Review: Inside WikiLeaks: My Time with Julian Assange at the World's Most Dangerous Website

Inside WikiLeaks: My Time with Julian Assange at the World's Most Dangerous Website Inside WikiLeaks: My Time with Julian Assange at the World's Most Dangerous Website by Daniel Domscheit-Berg
My rating: 4 of 5 stars

I don't know Julian Assange, but what I have seen of him talking in the media and his actions made me think he was an; at least no one I would want for a roommate. This insider view from would-be OpenLeaks founder Domscheit-Berg further supports that. Aside from that character study of a selfish, egoistic, and manipulative Assange, this is the story of how some obvious issues with the supposed WikiLeaks philosophy became problematic: wanting info to be free but trying to keep operational details and leakers secret; Assange and his organization appearing hypocritical in their actions; leaking information more harmful than helpful such as identifiers of vulnerable people, etc.

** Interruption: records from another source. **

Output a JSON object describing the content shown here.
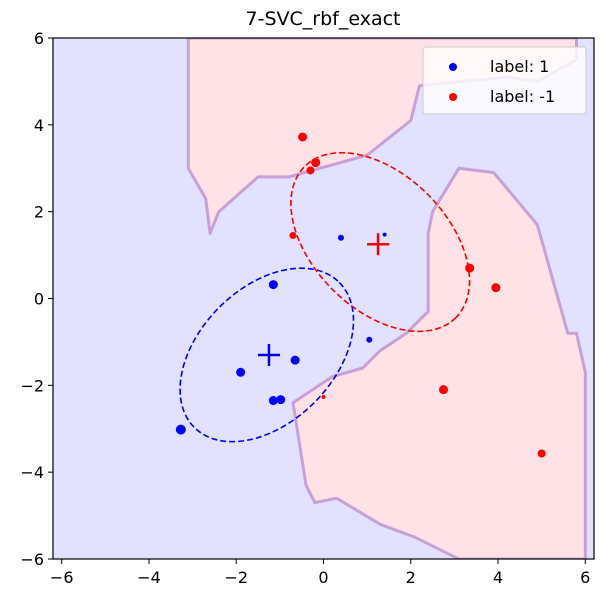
{
  "chart_data": {
    "type": "scatter",
    "title": "7-SVC_rbf_exact",
    "xlabel": "",
    "ylabel": "",
    "xlim": [
      -6.2,
      6.2
    ],
    "ylim": [
      -6,
      6
    ],
    "xticks": [
      -6,
      -4,
      -2,
      0,
      2,
      4,
      6
    ],
    "yticks": [
      -6,
      -4,
      -2,
      0,
      2,
      4,
      6
    ],
    "xtick_labels": [
      "−6",
      "−4",
      "−2",
      "0",
      "2",
      "4",
      "6"
    ],
    "ytick_labels": [
      "−6",
      "−4",
      "−2",
      "0",
      "2",
      "4",
      "6"
    ],
    "grid": false,
    "legend": {
      "placement": "top-right",
      "entries": [
        {
          "label": "label: 1",
          "color": "#0000ff"
        },
        {
          "label": "label: -1",
          "color": "#ff0000"
        }
      ]
    },
    "background": {
      "label_1_region_color": "#e2e2ff",
      "label_neg1_region_color": "#ffe2e6",
      "boundary_color": "#c8a0d8",
      "label_neg1_regions": [
        [
          [
            -3.1,
            6
          ],
          [
            5.8,
            6
          ],
          [
            5.8,
            5.5
          ],
          [
            4.9,
            5.0
          ],
          [
            4.2,
            5.1
          ],
          [
            2.2,
            4.9
          ],
          [
            2.0,
            4.1
          ],
          [
            1.0,
            3.3
          ],
          [
            -0.8,
            2.8
          ],
          [
            -1.5,
            2.8
          ],
          [
            -2.4,
            2.0
          ],
          [
            -2.6,
            1.5
          ],
          [
            -2.7,
            2.3
          ],
          [
            -3.1,
            3.0
          ],
          [
            -3.1,
            6
          ]
        ],
        [
          [
            6.0,
            -6
          ],
          [
            6.0,
            -1.7
          ],
          [
            5.8,
            -0.8
          ],
          [
            5.6,
            -0.8
          ],
          [
            4.9,
            1.7
          ],
          [
            3.9,
            2.9
          ],
          [
            3.1,
            3.0
          ],
          [
            2.5,
            2.0
          ],
          [
            2.4,
            1.5
          ],
          [
            2.4,
            -0.3
          ],
          [
            1.9,
            -0.8
          ],
          [
            1.3,
            -1.2
          ],
          [
            0.9,
            -1.6
          ],
          [
            0.2,
            -1.8
          ],
          [
            -0.7,
            -2.4
          ],
          [
            -0.4,
            -4.3
          ],
          [
            -0.2,
            -4.7
          ],
          [
            0.3,
            -4.6
          ],
          [
            1.3,
            -5.2
          ],
          [
            2.1,
            -5.5
          ],
          [
            2.7,
            -5.8
          ],
          [
            3.1,
            -6
          ],
          [
            6.0,
            -6
          ]
        ]
      ]
    },
    "series": [
      {
        "name": "label: 1",
        "color": "#0000ff",
        "points": [
          {
            "x": -1.15,
            "y": 0.32,
            "r": 4.5
          },
          {
            "x": -1.9,
            "y": -1.7,
            "r": 4.5
          },
          {
            "x": -0.65,
            "y": -1.42,
            "r": 4.5
          },
          {
            "x": -1.15,
            "y": -2.35,
            "r": 4.5
          },
          {
            "x": -0.98,
            "y": -2.33,
            "r": 4.5
          },
          {
            "x": -3.27,
            "y": -3.02,
            "r": 5
          },
          {
            "x": 0.4,
            "y": 1.4,
            "r": 3
          },
          {
            "x": 1.4,
            "y": 1.47,
            "r": 2
          },
          {
            "x": 1.05,
            "y": -0.95,
            "r": 3
          }
        ],
        "mean": {
          "x": -1.25,
          "y": -1.3
        },
        "ellipse": {
          "cx": -1.3,
          "cy": -1.3,
          "rx": 2.35,
          "ry": 1.55,
          "angle_deg": 45
        }
      },
      {
        "name": "label: -1",
        "color": "#ff0000",
        "points": [
          {
            "x": -0.48,
            "y": 3.72,
            "r": 4.5
          },
          {
            "x": -0.18,
            "y": 3.13,
            "r": 4.5
          },
          {
            "x": -0.3,
            "y": 2.95,
            "r": 4
          },
          {
            "x": -0.7,
            "y": 1.45,
            "r": 3.5
          },
          {
            "x": 3.35,
            "y": 0.7,
            "r": 4.5
          },
          {
            "x": 3.95,
            "y": 0.25,
            "r": 4.5
          },
          {
            "x": 2.75,
            "y": -2.1,
            "r": 4.5
          },
          {
            "x": 5.0,
            "y": -3.57,
            "r": 4
          },
          {
            "x": 0.0,
            "y": -2.27,
            "r": 2
          }
        ],
        "mean": {
          "x": 1.25,
          "y": 1.25
        },
        "ellipse": {
          "cx": 1.3,
          "cy": 1.3,
          "rx": 2.45,
          "ry": 1.55,
          "angle_deg": -45
        }
      }
    ]
  }
}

Aside from the philosophical issues, most interesting to me was the insider's view of several key WikiLeaks episodes, including:

* the 2008–2012 Icelandic financial crisis providing a peculiar and unsteady fertile ground for Assange et al in the island nation including working w/Iceland MP Birgitta Jónsdóttir toward a free-media zone there

* The Iraq War documents leak allegedly provided to them by United States Army Private Chelsea Manning (then known as Bradley). (The author goes to pains to avoid naming the leaker) and two Reuters employees being fired at as well as the "Collateral Murder" video, with its implications of crafting news rather than leaking facts

* 92,000 documents related to the war in Afghanistan between 2004 and the end of 2009 and a growing relationship with Der Spiegel. The avalanche documents overwhelmed efforts in reviewing the documents, including some of the sources of the information. WikiLeaks began to error in some releases, hold back material it could not edit, and begun thus choosing what to release and back away from its purist approach of releasing in order without preference.

* The United States diplomatic cables leak which seemed to mark a point where the leak itself and WikiLeaks became more of a focus than the content of the leak.

Also interesting was the leaks of Scientology works (I didn't know they did that), and various fraternity ceremonies with the resultant heat from those.